The causes of attention deficit hyperactivity disorder (ADHD) are unclear, but the condition often runs in families. There appears to be a genetic and neurobiological basis for ADHD. Usually, adults with the predominantly inattentive form of ADHD first developed it during childhood and adolescence. They were likely reprimanded in elementary or middle school, were consistently distracted and turned in incomplete work. However, because children with this form of ADHD usually are not hyperactive, the disorder might have gone unrecognized until they reached adolescence or adulthood. This is especially true for girls and women with inattentive ADHD. Girls may be more quiet and passive than those who do not have the disorder, and therefore they do not stand out in the classroom. At times, adult women can go undiagnosed until one of their children is diagnosed with ADHD. At this point they might recognize similarities in their own behavior patterns and seek professional help.
Researchers are studying environmental trauma (the personal and social interpretation of trauma and responses to the trauma) and other issues related to pregnancy or early life exposure (environmental toxins, alcohol and tobacco use during pregnancy, premature birth, low birth weight) as other possible factors that may play a role in ADHD.
What are symptoms of attention deficit hyperactivity disorder (ADHD), inattentive type, in adults?
According to the American Psychiatric Association’s diagnostic criteria, there are nine symptoms associated with inattention. Although nearly everyone experiences inattention problems at times, people with the predominantly inattentive presentation of ADHD frequently experience the following symptoms. These symptoms may intrude and interfere in their daily functioning at work, with family members or in social situations.

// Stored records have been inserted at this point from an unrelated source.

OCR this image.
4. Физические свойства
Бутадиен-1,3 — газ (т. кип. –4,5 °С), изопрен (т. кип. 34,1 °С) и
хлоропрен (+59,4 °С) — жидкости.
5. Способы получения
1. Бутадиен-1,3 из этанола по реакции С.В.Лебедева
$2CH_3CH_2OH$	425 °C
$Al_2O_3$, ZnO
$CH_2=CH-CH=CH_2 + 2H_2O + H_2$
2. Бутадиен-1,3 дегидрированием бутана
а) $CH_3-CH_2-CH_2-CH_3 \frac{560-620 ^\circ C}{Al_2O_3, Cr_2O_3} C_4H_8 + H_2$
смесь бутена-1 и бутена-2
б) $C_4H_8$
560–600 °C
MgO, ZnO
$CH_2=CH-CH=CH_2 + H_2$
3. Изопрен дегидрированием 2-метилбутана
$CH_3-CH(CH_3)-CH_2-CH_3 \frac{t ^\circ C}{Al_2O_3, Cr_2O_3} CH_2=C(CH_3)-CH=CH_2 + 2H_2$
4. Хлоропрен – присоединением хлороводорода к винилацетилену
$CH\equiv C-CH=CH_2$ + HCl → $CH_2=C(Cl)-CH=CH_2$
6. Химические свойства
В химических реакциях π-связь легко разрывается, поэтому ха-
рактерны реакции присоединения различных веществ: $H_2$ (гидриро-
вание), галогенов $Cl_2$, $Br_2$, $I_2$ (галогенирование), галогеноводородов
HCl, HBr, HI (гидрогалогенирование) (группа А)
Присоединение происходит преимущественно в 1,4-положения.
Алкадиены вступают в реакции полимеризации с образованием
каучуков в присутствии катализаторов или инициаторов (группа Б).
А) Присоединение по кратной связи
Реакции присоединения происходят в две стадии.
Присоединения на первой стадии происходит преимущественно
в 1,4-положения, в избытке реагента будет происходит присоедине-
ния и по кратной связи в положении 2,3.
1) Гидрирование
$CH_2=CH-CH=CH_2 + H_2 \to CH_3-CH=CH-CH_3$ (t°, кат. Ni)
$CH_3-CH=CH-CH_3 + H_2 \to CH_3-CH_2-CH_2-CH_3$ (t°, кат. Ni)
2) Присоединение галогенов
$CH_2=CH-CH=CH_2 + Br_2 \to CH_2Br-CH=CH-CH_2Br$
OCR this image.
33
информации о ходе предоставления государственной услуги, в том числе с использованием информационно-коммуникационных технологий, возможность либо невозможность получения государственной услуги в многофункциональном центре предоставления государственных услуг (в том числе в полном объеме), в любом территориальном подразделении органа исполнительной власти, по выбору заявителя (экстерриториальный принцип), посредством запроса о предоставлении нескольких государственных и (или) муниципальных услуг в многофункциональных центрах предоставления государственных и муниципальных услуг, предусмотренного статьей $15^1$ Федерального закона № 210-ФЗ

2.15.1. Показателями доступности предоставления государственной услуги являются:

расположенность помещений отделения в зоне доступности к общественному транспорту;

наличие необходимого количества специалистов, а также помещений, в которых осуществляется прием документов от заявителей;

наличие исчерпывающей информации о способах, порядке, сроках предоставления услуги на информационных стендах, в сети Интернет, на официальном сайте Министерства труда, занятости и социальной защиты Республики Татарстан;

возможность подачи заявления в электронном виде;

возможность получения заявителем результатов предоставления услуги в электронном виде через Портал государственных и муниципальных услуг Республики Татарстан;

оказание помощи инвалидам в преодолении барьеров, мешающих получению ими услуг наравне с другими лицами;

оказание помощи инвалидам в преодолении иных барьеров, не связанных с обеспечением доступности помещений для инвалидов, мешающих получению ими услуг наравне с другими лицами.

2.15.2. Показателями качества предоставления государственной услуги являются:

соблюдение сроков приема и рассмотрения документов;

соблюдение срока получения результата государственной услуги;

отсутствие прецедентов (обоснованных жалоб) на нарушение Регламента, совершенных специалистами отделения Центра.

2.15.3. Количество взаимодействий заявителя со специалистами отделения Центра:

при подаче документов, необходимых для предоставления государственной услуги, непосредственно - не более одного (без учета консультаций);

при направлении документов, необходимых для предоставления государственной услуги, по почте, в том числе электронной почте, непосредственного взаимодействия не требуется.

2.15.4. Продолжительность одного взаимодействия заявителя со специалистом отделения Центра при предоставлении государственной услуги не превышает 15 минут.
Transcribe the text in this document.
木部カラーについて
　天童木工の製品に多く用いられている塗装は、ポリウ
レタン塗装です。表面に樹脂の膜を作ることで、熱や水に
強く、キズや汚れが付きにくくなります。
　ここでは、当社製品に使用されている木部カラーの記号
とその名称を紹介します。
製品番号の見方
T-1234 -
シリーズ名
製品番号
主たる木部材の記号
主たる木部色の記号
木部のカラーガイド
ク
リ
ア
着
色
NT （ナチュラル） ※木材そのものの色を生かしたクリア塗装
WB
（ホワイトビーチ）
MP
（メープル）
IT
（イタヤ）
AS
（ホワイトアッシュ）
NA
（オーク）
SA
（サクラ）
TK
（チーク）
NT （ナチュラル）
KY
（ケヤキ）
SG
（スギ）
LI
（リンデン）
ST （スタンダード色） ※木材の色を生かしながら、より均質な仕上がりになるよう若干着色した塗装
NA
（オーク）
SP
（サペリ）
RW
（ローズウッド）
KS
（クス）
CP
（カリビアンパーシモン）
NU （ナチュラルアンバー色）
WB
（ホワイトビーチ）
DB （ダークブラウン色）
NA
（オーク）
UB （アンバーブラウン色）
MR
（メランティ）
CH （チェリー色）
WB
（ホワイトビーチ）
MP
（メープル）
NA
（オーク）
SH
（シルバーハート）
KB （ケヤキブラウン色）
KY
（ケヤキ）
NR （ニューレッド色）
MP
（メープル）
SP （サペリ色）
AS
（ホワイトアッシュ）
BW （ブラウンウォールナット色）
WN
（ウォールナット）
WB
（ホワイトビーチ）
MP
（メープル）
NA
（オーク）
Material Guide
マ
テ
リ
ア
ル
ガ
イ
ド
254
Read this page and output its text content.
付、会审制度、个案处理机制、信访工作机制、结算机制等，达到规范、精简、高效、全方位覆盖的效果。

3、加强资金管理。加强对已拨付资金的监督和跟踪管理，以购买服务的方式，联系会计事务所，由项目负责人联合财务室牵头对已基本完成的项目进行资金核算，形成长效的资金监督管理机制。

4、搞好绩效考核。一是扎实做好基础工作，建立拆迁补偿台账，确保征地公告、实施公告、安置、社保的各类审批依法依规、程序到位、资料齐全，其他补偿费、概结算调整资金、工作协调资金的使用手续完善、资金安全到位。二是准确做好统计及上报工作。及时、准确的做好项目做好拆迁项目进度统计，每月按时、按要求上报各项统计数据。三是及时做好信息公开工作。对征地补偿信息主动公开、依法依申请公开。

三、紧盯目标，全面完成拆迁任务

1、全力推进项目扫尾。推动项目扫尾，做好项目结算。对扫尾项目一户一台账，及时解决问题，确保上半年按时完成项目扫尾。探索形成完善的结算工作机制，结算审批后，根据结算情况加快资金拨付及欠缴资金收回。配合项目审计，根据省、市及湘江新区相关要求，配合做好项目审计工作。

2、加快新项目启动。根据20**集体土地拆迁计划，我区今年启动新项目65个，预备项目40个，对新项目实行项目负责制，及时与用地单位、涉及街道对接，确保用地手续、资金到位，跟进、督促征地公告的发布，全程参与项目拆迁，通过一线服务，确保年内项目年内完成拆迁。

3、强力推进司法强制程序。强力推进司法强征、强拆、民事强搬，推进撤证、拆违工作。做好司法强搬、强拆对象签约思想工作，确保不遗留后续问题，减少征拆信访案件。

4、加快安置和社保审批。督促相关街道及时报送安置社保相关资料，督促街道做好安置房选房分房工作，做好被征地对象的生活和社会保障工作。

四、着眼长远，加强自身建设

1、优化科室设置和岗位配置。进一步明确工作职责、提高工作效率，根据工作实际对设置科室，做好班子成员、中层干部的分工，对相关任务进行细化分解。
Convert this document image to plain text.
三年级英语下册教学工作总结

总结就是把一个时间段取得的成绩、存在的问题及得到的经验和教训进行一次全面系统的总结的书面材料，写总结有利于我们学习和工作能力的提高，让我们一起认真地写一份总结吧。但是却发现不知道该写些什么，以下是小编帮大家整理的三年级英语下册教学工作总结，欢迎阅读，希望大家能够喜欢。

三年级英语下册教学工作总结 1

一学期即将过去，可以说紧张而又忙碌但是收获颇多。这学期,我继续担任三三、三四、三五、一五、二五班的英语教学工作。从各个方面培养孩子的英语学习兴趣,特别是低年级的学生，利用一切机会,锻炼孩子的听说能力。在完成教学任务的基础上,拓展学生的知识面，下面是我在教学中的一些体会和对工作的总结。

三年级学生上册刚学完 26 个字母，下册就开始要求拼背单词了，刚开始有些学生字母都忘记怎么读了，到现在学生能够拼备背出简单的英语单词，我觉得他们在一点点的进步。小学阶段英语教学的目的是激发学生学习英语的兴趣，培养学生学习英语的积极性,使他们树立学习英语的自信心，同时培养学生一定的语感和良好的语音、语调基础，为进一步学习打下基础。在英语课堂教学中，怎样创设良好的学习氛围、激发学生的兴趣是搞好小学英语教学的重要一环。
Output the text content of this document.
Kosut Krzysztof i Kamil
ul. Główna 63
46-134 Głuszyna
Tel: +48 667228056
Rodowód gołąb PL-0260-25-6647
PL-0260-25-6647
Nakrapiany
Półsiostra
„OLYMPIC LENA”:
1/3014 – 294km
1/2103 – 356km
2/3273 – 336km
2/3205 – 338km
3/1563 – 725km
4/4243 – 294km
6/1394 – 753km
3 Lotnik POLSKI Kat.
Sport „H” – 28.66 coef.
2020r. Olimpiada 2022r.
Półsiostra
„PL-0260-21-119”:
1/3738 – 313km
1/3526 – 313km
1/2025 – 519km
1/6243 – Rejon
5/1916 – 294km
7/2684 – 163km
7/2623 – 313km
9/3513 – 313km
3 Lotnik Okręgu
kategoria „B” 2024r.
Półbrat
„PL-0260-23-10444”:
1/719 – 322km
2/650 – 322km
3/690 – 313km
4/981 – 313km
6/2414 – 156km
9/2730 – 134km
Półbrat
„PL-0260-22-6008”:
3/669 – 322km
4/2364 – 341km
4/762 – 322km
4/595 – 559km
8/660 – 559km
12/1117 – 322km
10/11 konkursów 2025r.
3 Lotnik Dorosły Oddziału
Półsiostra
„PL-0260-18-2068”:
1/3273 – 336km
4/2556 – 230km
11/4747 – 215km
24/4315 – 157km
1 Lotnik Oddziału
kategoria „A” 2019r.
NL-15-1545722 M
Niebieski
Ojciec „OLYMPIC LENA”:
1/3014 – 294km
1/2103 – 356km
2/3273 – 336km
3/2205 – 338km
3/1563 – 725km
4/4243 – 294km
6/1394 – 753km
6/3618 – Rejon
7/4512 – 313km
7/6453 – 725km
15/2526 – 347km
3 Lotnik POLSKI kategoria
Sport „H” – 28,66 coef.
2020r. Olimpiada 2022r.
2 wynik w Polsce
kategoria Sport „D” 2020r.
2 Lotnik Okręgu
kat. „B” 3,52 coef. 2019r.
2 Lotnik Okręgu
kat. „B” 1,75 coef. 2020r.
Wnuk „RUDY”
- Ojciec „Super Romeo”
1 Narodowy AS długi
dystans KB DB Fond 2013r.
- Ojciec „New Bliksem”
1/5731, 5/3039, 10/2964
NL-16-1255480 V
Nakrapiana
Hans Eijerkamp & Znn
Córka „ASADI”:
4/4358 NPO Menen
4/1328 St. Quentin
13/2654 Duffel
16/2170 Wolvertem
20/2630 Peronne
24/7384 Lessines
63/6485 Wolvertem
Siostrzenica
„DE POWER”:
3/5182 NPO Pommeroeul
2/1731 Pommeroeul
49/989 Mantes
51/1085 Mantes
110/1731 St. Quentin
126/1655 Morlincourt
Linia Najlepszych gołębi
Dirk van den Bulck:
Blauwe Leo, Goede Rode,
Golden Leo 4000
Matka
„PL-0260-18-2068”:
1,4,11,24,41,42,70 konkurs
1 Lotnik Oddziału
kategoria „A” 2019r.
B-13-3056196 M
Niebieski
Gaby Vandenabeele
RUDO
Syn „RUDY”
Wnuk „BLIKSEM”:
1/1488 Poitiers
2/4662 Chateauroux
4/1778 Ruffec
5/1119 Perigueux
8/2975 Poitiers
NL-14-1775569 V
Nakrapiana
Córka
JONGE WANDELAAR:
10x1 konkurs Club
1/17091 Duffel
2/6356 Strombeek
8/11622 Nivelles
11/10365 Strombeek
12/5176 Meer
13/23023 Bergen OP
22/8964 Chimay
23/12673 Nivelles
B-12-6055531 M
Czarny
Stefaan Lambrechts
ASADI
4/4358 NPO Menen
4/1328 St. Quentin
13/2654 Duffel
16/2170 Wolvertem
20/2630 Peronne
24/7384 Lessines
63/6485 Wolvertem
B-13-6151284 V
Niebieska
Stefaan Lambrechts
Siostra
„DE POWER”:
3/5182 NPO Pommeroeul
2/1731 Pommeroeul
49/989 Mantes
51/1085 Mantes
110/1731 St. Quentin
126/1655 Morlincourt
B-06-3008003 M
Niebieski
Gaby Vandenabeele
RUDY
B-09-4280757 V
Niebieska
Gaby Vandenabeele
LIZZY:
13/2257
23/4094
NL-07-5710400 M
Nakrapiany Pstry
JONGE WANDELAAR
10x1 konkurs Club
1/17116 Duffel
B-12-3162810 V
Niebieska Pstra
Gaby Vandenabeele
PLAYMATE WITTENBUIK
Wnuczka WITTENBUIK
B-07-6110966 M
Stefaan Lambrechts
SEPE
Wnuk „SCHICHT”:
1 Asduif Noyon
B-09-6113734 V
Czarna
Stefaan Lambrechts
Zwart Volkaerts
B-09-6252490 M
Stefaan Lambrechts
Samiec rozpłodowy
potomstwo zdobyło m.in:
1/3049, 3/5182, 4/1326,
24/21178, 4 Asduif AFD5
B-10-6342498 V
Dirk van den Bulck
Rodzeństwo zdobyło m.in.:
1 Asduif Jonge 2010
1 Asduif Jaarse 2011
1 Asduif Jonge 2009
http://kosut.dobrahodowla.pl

The nine symptoms associated with the predominantly inattentive presentation of ADHD are:
- Often has trouble staying focused on tasks at work, home or play
- Frequently does not pay close attention to details or makes careless mistakes at work or while doing other tasks
- Often has trouble organizing tasks or activities (misses deadlines, disorganized work)
- Is easily distracted
- Frequently does not follow through on instructions or fails to complete work assignments, chores or other activities
- Often forgets doing routine chores (like paying bills, returning phone calls, keeping appointments)
- Avoids tasks that require long periods of mental focus (preparing reports, filling out forms)
- Often loses items needed to complete tasks or activities
- Does not appear to be listening even when spoken to directly
Adults may have predominantly inattentive presentation of ADHD if they:
- Experience serious or chronic problems due to five or more of these symptoms
- Have no other mental health disorder that could be the cause of these symptoms
- Have few-to-no symptoms of hyperactivity or impulsivity
Other psychological conditions, such as depression or anxiety, can also accompany ADHD in adults.